1.5.12

the monday's on tuesday.


This morning has been rough.



I didn't fall asleep till 2:20ish. I don't know why, but my brain wouldn't shut off.

I woke up late - later than usual, that is. 8:20, to be exact. No good.

I pulled my hair out of the bun it was in to find it was a huge, poofy, yucky mess. I had no time to straighten it, so I wet it and back up in a bun it went.

Getting dressed was frustrating too...my favorite pair of capris ripped on the outer leg seam....

And I was forced to wear a t-shirt because all of my cardis were dirty..

....if you don't know yet, I hate plain t-shirts. I feel so...meh. 

Then it just kept getting worse.

I didn't want to eat cereal for breakfast, so I made eggs.

Big mistake. Eggs make me sick in the morning for some reason.

Some other stuff happened too. I've been being avoided for five days by someone I needed to talk to. And their excuse was "oops."

So then I was mad. and hurt. And wanted to scream, literally.

I took off on a bike ride to get some of the aggression out. Straight down to the very bottom of our subdivision. It was a long bike ride back up. But I needed it.

I came home and sat on the couch for a minute, catching my breath, reading some blogs I've stumbled upon recently.
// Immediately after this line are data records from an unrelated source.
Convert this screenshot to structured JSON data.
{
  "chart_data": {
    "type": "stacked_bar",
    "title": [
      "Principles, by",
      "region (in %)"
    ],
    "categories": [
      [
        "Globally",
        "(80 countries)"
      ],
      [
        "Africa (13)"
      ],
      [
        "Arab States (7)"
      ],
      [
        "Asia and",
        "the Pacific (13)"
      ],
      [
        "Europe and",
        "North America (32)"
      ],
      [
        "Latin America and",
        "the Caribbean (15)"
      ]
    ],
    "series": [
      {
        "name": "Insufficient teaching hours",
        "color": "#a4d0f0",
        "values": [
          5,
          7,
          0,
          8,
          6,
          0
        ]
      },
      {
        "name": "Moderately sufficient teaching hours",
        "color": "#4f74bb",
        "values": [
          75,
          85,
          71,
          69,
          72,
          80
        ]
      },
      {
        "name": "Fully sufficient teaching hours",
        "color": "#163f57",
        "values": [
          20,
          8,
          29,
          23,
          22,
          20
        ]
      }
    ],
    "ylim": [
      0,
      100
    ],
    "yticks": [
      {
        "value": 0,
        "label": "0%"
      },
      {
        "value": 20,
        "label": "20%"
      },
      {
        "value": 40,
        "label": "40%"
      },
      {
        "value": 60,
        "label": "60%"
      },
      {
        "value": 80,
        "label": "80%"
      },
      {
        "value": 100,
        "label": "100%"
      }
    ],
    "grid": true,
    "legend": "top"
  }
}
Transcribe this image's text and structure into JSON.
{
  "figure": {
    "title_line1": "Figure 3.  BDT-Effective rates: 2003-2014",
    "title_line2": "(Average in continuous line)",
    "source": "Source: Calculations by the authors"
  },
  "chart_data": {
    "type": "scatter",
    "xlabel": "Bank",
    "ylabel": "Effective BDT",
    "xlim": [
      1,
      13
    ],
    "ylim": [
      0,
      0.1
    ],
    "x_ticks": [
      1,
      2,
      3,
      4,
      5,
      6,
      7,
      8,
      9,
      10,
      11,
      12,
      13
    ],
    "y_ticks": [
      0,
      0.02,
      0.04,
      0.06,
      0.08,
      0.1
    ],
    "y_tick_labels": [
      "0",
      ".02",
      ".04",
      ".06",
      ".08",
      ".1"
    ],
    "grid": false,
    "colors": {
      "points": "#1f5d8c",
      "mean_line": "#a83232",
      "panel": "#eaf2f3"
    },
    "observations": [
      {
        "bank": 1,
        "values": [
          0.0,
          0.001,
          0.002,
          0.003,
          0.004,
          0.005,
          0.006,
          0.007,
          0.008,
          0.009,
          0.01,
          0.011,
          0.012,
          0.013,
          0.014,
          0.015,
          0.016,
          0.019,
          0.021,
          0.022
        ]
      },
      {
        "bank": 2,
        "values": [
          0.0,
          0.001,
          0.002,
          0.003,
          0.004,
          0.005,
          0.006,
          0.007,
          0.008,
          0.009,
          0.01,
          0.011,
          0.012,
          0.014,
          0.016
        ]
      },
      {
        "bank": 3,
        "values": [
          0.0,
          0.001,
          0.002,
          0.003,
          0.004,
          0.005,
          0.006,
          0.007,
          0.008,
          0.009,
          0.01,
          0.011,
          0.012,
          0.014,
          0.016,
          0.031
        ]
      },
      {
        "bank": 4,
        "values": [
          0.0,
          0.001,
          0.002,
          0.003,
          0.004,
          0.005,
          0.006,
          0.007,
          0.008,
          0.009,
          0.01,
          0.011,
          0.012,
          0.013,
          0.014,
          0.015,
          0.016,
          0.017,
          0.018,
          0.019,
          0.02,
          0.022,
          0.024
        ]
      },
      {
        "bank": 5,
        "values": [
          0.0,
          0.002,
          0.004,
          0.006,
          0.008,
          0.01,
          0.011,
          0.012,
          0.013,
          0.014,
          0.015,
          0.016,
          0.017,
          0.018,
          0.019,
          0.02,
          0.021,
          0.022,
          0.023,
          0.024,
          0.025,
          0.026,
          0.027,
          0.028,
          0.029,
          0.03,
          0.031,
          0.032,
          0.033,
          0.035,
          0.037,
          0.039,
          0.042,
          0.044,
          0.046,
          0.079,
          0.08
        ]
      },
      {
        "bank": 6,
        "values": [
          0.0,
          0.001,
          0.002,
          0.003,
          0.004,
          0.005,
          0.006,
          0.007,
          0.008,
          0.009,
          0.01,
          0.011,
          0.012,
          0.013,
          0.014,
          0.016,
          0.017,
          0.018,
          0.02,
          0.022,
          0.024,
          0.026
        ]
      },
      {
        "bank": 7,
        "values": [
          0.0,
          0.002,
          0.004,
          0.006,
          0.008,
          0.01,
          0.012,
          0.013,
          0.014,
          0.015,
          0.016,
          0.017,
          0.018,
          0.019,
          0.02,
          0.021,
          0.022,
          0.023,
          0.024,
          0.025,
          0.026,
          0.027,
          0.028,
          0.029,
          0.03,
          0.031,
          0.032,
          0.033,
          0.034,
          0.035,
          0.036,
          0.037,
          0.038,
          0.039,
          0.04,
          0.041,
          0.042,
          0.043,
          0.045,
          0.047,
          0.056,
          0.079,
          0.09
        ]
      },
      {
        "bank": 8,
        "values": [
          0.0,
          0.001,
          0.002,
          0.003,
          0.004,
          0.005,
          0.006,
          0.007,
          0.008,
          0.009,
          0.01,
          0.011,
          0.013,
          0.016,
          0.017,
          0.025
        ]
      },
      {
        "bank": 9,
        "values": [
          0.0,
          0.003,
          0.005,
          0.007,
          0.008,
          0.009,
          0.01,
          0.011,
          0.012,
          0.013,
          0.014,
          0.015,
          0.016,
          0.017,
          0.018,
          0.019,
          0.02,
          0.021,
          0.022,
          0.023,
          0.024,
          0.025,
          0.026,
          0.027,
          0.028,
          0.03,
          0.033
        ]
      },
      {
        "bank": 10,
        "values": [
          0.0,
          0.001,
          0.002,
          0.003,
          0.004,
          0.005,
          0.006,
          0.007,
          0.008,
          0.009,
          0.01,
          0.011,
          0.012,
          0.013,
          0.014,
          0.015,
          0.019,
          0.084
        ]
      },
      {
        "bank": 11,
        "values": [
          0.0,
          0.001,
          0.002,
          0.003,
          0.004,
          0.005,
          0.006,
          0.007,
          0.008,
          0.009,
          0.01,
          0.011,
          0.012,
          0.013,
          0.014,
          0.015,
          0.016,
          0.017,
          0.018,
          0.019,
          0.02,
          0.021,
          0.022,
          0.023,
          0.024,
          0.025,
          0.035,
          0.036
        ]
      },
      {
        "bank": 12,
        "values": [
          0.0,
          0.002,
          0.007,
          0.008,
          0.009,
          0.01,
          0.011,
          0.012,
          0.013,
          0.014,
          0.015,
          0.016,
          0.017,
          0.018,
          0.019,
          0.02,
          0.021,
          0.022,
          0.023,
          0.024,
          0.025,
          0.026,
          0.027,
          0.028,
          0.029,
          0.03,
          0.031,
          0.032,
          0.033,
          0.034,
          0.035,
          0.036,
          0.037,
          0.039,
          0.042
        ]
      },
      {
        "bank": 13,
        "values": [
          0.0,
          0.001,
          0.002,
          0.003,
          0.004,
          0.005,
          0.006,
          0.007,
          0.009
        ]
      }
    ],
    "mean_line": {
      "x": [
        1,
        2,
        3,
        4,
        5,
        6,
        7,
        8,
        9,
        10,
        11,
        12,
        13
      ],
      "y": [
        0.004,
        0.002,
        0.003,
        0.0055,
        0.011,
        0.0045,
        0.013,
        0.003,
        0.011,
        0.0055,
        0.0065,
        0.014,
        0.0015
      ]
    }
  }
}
I kept on finding posts relating to the same thing: forgiveness and getting over the little things, and remembering it's not all about you. 

The whole root of my morning being bad was because I was upset about being avoided and not having my phone calls, texts, and facebook messages returned, when I needed to.

As I sat on the couch, reading, I was reminded it's not always about me. yeah, I need to get my worship team together to practice, but sometimes, people have other, bigger things going on. And sometimes it's your best friend, and you feel you have the right to be upset because they never ignore you, when that's really just not true. 

I have a feeling the rest of the day will continue on like a second monday...somewhat annoying and unpleasant, but I'll get over it. Today is still a blessing, even if I feel cursed.